Pulsatile and mean arterial pressure (MAP), HR and SNA were continuously recorded using a Biopac MP100 data acquisition and analysis system and a Grass tachograph amplifier. Data were sampled at 2000 Hz, and SNA was band-pass filtered (100–3000 Hz), amplified (×10,000), rectified and integrated in 1 sec bins. Mean values of MAP and HR were also calculated from the 1 sec binned data. In each rat, post-mortem SNA was determined at the end of the experiment, and this background level was subtracted from values of SNA recorded during the experiment. SNA was normalized to control SNA, which was the 30 sec average just before the first baseline baroreflex curve was produced or before experimental infusions or injections were initiated (% of control).

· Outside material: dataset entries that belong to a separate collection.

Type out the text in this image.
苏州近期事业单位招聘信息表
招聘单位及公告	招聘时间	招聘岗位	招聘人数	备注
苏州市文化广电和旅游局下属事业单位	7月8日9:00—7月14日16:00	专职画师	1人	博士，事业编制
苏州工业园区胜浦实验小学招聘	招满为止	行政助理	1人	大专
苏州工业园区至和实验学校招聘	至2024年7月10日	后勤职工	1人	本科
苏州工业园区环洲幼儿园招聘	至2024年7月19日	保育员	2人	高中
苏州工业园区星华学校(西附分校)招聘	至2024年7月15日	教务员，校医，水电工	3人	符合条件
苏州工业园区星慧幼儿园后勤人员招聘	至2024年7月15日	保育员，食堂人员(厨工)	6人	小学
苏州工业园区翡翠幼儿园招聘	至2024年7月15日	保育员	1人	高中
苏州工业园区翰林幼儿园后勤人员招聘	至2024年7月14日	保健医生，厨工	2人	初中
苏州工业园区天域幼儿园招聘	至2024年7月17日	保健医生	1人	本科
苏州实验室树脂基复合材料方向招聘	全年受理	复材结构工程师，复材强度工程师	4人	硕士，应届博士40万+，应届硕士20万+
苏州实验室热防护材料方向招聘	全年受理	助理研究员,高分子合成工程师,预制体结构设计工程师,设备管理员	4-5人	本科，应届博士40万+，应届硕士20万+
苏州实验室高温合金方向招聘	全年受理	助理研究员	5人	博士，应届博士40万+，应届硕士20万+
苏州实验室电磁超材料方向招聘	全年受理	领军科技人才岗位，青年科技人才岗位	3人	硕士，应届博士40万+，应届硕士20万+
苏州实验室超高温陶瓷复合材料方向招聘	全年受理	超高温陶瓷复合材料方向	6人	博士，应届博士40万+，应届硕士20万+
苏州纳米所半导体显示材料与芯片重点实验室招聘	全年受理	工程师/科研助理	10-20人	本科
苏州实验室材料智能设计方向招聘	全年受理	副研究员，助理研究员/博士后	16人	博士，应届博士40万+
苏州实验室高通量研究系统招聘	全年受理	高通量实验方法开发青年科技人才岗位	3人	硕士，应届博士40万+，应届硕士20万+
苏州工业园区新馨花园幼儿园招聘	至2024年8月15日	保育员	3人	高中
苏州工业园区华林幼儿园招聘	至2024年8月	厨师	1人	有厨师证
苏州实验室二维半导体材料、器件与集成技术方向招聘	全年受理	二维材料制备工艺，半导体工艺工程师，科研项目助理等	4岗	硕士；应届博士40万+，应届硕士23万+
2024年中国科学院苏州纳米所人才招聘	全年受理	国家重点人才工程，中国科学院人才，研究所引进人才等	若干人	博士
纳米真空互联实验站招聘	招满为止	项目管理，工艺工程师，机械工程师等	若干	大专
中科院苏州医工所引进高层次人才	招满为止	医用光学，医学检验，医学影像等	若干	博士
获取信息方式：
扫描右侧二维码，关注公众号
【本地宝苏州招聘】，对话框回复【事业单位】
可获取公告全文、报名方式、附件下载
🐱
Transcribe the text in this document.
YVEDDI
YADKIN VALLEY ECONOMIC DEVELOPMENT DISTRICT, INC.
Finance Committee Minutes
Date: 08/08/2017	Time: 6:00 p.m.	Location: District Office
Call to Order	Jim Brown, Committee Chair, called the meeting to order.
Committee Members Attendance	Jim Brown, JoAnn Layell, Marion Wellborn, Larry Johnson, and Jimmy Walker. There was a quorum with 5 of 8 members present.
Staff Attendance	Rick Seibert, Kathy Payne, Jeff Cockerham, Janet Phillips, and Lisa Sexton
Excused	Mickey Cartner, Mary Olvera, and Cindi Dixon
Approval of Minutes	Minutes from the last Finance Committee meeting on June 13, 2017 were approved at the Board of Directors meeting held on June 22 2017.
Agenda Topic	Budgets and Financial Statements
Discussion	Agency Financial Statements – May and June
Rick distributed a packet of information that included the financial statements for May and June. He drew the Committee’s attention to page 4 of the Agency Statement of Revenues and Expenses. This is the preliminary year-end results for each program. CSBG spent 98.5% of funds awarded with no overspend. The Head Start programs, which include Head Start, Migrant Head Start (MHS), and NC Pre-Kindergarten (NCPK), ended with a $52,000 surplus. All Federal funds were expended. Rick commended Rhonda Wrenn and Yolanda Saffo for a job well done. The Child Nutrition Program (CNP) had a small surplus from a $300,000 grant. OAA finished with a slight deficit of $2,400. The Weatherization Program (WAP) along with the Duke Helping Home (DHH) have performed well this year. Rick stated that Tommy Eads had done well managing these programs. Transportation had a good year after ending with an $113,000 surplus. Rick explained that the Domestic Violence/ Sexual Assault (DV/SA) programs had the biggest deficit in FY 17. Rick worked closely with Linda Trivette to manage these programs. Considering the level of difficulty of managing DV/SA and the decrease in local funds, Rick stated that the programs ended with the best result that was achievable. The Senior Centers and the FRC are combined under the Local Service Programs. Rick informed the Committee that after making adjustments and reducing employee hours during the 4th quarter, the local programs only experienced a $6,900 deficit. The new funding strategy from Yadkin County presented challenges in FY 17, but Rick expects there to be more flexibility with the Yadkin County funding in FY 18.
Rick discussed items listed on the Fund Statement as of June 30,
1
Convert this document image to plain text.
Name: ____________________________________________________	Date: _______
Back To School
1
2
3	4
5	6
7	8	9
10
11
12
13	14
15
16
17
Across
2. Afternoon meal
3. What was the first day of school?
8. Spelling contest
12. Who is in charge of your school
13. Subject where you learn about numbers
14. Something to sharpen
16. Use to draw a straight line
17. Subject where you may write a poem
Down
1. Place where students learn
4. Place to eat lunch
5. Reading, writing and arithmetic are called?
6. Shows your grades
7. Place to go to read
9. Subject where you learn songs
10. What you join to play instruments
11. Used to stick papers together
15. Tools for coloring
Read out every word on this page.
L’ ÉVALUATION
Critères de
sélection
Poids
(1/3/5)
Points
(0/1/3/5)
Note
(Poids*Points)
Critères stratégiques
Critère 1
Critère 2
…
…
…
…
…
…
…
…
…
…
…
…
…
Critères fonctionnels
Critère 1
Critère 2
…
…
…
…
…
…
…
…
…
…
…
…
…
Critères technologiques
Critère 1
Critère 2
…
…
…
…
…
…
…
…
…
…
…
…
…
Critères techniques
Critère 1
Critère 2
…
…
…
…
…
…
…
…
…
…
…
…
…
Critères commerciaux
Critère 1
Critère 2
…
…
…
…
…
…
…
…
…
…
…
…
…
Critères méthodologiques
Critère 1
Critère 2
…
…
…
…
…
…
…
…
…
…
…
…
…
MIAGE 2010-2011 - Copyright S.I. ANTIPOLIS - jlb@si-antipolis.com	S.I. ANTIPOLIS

Measurements of baroreflex function

Pregnancy impairs gain of baroreflex control of heart rate, and icv infusion of insulin normalizes HR baroreflex gain in conscious rats (Azar & Brooks, 2011), suggesting that low brain insulin levels or actions contribute. However, whether insulin (or leptin) similarly improves baroreflex control of SNA in pregnant animals has not been determined. Therefore, complete sigmoidal baroreflex curves were also generated, before, and 1 and 2 hr after, initiating an icv insulin or leptin infusion, using the following protocol. MAP was first quickly lowered from baseline to ∼50 mmHg by iv infusion of nitroprusside (1 mg ml−1; 20μl min−1), and then steadily and smoothly raised to ∼175 mmHg over 3–5 min, by both withdrawing nitroprusside and infusing phenylephrine at increasing rates (1 mg ml−1; 1–35 μl min−1). Baroreflex curves were constructed from data obtained during the MAP upswing from 50 to 175 mmHg. The sigmoidal baroreflex relationships relating SNA to MAP were fitted and compared using the Boltzman equation: LSNA or HR = (P1 – P2)/[1 + expP4(MAP – P3)]. P1 is the maximum LSNA or HR, P2 is the minimum LSNA or HR, P3 is the MAP associated with the LSNA/HR value midway between the maximal and minimal values (BP50; denotes position of the curve on the x-axis), and P4 is the coefficient used to calculate maximum gain, – (P1 – P2)×P4×¼, which is an index of the slope of the linear part of the sigmoidal baroreflex curve. Absolute values of gain, the maximum and minimum LSNA or HR, and the BP50 are illustrated in Figures 3, 4, and 6.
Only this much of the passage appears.